Realmente precisava disso.
Tenho que agradecer a todo mundo por isso.
Obrigada, do fundo do coração.
Letícia

Sexta-feira, Setembro 02, 2005

Vida é música... ou música é vida?

Uma música para começar bem a sexta-feira. Ouvi essa pela manhã, e já pensava em postar! Quando vejo, o Rafael já havia postado em seu respectivo blog. Mas tudo bem... Nós andamos mesmo com essa mania de roubar música de blogs alheios. Mania saudável, diga-se de passagem... =)
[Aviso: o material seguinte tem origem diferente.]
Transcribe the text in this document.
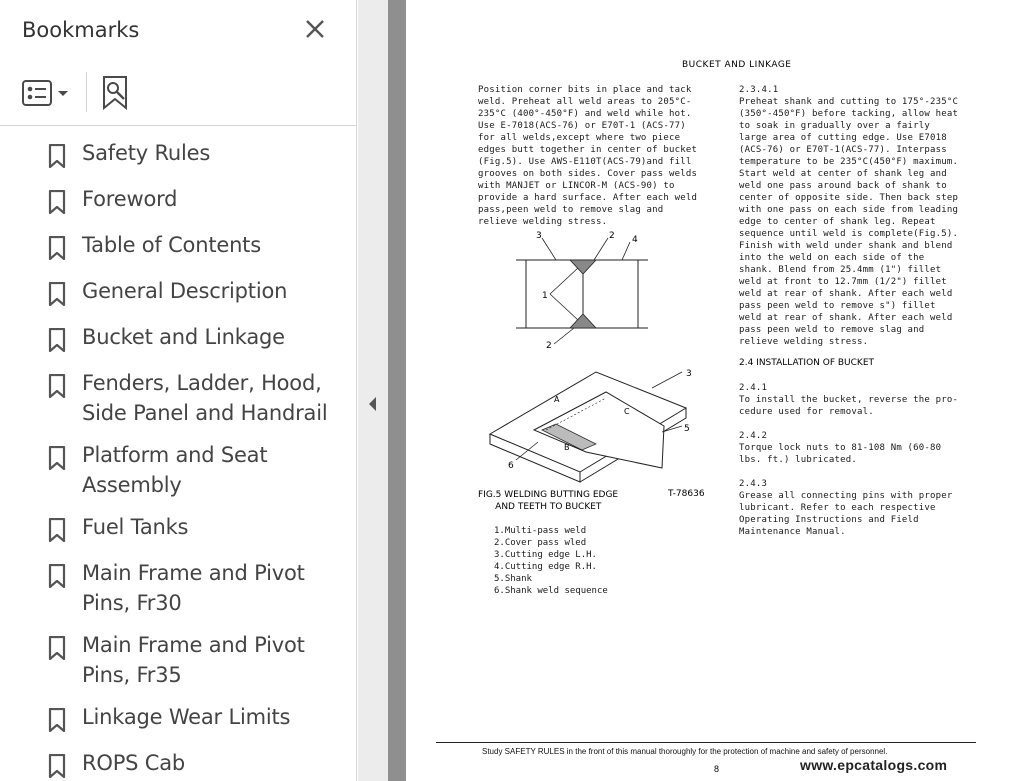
Bookmarks
Safety Rules
Foreword
Table of Contents
General Description
Bucket and Linkage
Fenders, Ladder, Hood, Side Panel and Handrail
Platform and Seat Assembly
Fuel Tanks
Main Frame and Pivot Pins, Fr30
Main Frame and Pivot Pins, Fr35
Linkage Wear Limits
ROPS Cab
BUCKET AND LINKAGE
Position corner bits in place and tack
weld. Preheat all weld areas to 205°C-
235°C (400°-450°F) and weld while hot.
Use E-7018(ACS-76) or E70T-1 (ACS-77)
for all welds,except where two piece
edges butt together in center of bucket
(Fig.5). Use AWS-E110T(ACS-79)and fill
grooves on both sides. Cover pass welds
with MANJET or LINCOR-M (ACS-90) to
provide a hard surface. After each weld
pass,peen weld to remove slag and
relieve welding stress.
3	2 4
1
2
3
5
6
A
B
C
FIG.5 WELDING BUTTING EDGE
AND TEETH TO BUCKET
T-78636
1.Multi-pass weld
2.Cover pass wled
3.Cutting edge L.H.
4.Cutting edge R.H.
5.Shank
6.Shank weld sequence
2.3.4.1
Preheat shank and cutting to 175°-235°C
(350°-450°F) before tacking, allow heat
to soak in gradually over a fairly
large area of cutting edge. Use E7018
(ACS-76) or E70T-1(ACS-77). Interpass
temperature to be 235°C(450°F) maximum.
Start weld at center of shank leg and
weld one pass around back of shank to
center of opposite side. Then back step
with one pass on each side from leading
edge to center of shank leg. Repeat
sequence until weld is complete(Fig.5).
Finish with weld under shank and blend
into the weld on each side of the
shank. Blend from 25.4mm (1") fillet
weld at front to 12.7mm (1/2") fillet
weld at rear of shank. After each weld
pass peen weld to remove s") fillet
weld at rear of shank. After each weld
pass peen weld to remove slag and
relieve welding stress.
2.4 INSTALLATION OF BUCKET
2.4.1
To install the bucket, reverse the pro-
cedure used for removal.
2.4.2
Torque lock nuts to 81-108 Nm (60-80
lbs. ft.) lubricated.
2.4.3
Grease all connecting pins with proper
lubricant. Refer to each respective
Operating Instructions and Field
Maintenance Manual.
Study SAFETY RULES in the front of this manual thoroughly for the protection of machine and safety of personnel.
8	www.epcatalogs.com
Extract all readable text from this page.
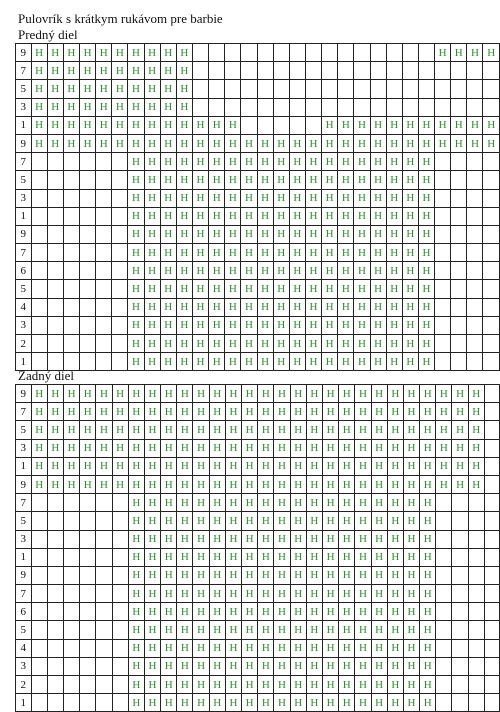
Pulovrík s krátkym rukávom pre barbie
Predný diel
9	H	H	H	H	H	H	H	H	H	H																H	H	H	H
7	H	H	H	H	H	H	H	H	H	H																			
5	H	H	H	H	H	H	H	H	H	H																			
3	H	H	H	H	H	H	H	H	H	H																			
1	H	H	H	H	H	H	H	H	H	H	H	H	H						H	H	H	H	H	H	H	H	H	H	H
9	H	H	H	H	H	H	H	H	H	H	H	H	H	H	H	H	H	H	H	H	H	H	H	H	H	H	H	H	H
7							H	H	H	H	H	H	H	H	H	H	H	H	H	H	H	H	H	H	H				
5							H	H	H	H	H	H	H	H	H	H	H	H	H	H	H	H	H	H	H				
3							H	H	H	H	H	H	H	H	H	H	H	H	H	H	H	H	H	H	H				
1							H	H	H	H	H	H	H	H	H	H	H	H	H	H	H	H	H	H	H				
9							H	H	H	H	H	H	H	H	H	H	H	H	H	H	H	H	H	H	H				
7							H	H	H	H	H	H	H	H	H	H	H	H	H	H	H	H	H	H	H				
6							H	H	H	H	H	H	H	H	H	H	H	H	H	H	H	H	H	H	H				
5							H	H	H	H	H	H	H	H	H	H	H	H	H	H	H	H	H	H	H				
4							H	H	H	H	H	H	H	H	H	H	H	H	H	H	H	H	H	H	H				
3							H	H	H	H	H	H	H	H	H	H	H	H	H	H	H	H	H	H	H				
2							H	H	H	H	H	H	H	H	H	H	H	H	H	H	H	H	H	H	H				
1							H	H	H	H	H	H	H	H	H	H	H	H	H	H	H	H	H	H	H				
Zadný diel
9	H	H	H	H	H	H	H	H	H	H	H	H	H	H	H	H	H	H	H	H	H	H	H	H	H	H	H	H	
7	H	H	H	H	H	H	H	H	H	H	H	H	H	H	H	H	H	H	H	H	H	H	H	H	H	H	H	H	
5	H	H	H	H	H	H	H	H	H	H	H	H	H	H	H	H	H	H	H	H	H	H	H	H	H	H	H	H	
3	H	H	H	H	H	H	H	H	H	H	H	H	H	H	H	H	H	H	H	H	H	H	H	H	H	H	H	H	
1	H	H	H	H	H	H	H	H	H	H	H	H	H	H	H	H	H	H	H	H	H	H	H	H	H	H	H	H	
9	H	H	H	H	H	H	H	H	H	H	H	H	H	H	H	H	H	H	H	H	H	H	H	H	H	H	H	H	
7							H	H	H	H	H	H	H	H	H	H	H	H	H	H	H	H	H	H	H				
5							H	H	H	H	H	H	H	H	H	H	H	H	H	H	H	H	H	H	H				
3							H	H	H	H	H	H	H	H	H	H	H	H	H	H	H	H	H	H	H				
1							H	H	H	H	H	H	H	H	H	H	H	H	H	H	H	H	H	H	H				
9							H	H	H	H	H	H	H	H	H	H	H	H	H	H	H	H	H	H	H				
7							H	H	H	H	H	H	H	H	H	H	H	H	H	H	H	H	H	H	H				
6							H	H	H	H	H	H	H	H	H	H	H	H	H	H	H	H	H	H	H				
5							H	H	H	H	H	H	H	H	H	H	H	H	H	H	H	H	H	H	H				
4							H	H	H	H	H	H	H	H	H	H	H	H	H	H	H	H	H	H	H				
3							H	H	H	H	H	H	H	H	H	H	H	H	H	H	H	H	H	H	H				
2							H	H	H	H	H	H	H	H	H	H	H	H	H	H	H	H	H	H	H				
1							H	H	H	H	H	H	H	H	H	H	H	H	H	H	H	H	H	H	H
Aliás, eu ando muito musical ultimamente, como já escrevi em algum canto desse mundo virtual. Todos os dias eu tenho uma letra de música no melhor estilo "tudo a ver com hoje" para postar. Tem dias em que há mais de uma, até. Ontem foi dia de descoberta de novas músicas, apresentadas por amigos muito queridos! Aí lá vou eu para aquele papo de sempre... Da poesia do cotidiano... Da graça das pequenas coisas... Mas me diz... Não é isso que torna tudo lindo? Se fosse preciso um monte de grandes acontecimentos todos os dias, ninguém ia ser feliz nunca. Por isso que eu repito, que a graça da vida está nas pequenas coisas, pequenas descobertas. Mundo novo a cada dia, embora ele continue sempre o mesmo, agente e espectador da vida de todos nós.

Chega de escrever e vamos à música...

_____________
Condicional
Los Hermanos

Rodrigo Amarante

Quis nunca te perder
Tanto que demais
Via em tudo céu
Fiz de tudo cais
Dei-te pra ancorar
Doces deletérios

E quis ter os pés no chão
Tanto eu abri mão
Que hoje eu entendi
Sonho não se dá
É botão de flor
O sabor de fel
É de cortar

Eu sei é um doce te amar
O amargo é querer-te pra mim
O que eu preciso é lembrar e ver
Antes de te ter e de ser teu, muito bem

Quis nunca te ganhar
Tanto que forjei
Asas nos teus pés
Ondas pra levar
Deixo desvendar
Todos os mistérios

Sei que tanto te soltei
Que você me quis
Em todo o lugar
Li em cada olhar
Quanta intenção
Eu vivia preso

Eu sei é um doce te amar
O amargo é querer-te pra mim
O que eu preciso é lembrar e ver
Antes de te ter e de ser teu
O que eu queria o que eu fazia o que mais?
E alguma coisa a gente tem que amar
Mas o que não sei mais

Os dias que eu me vejo só são dias
Que eu me encontro mais e mesmo assim
Eu sei também existe alguém pra me libertar

Terça-feira, Agosto 23, 2005

Uma terça... Esta terça!

(Ainda tem alguém aqui, além das moscas?)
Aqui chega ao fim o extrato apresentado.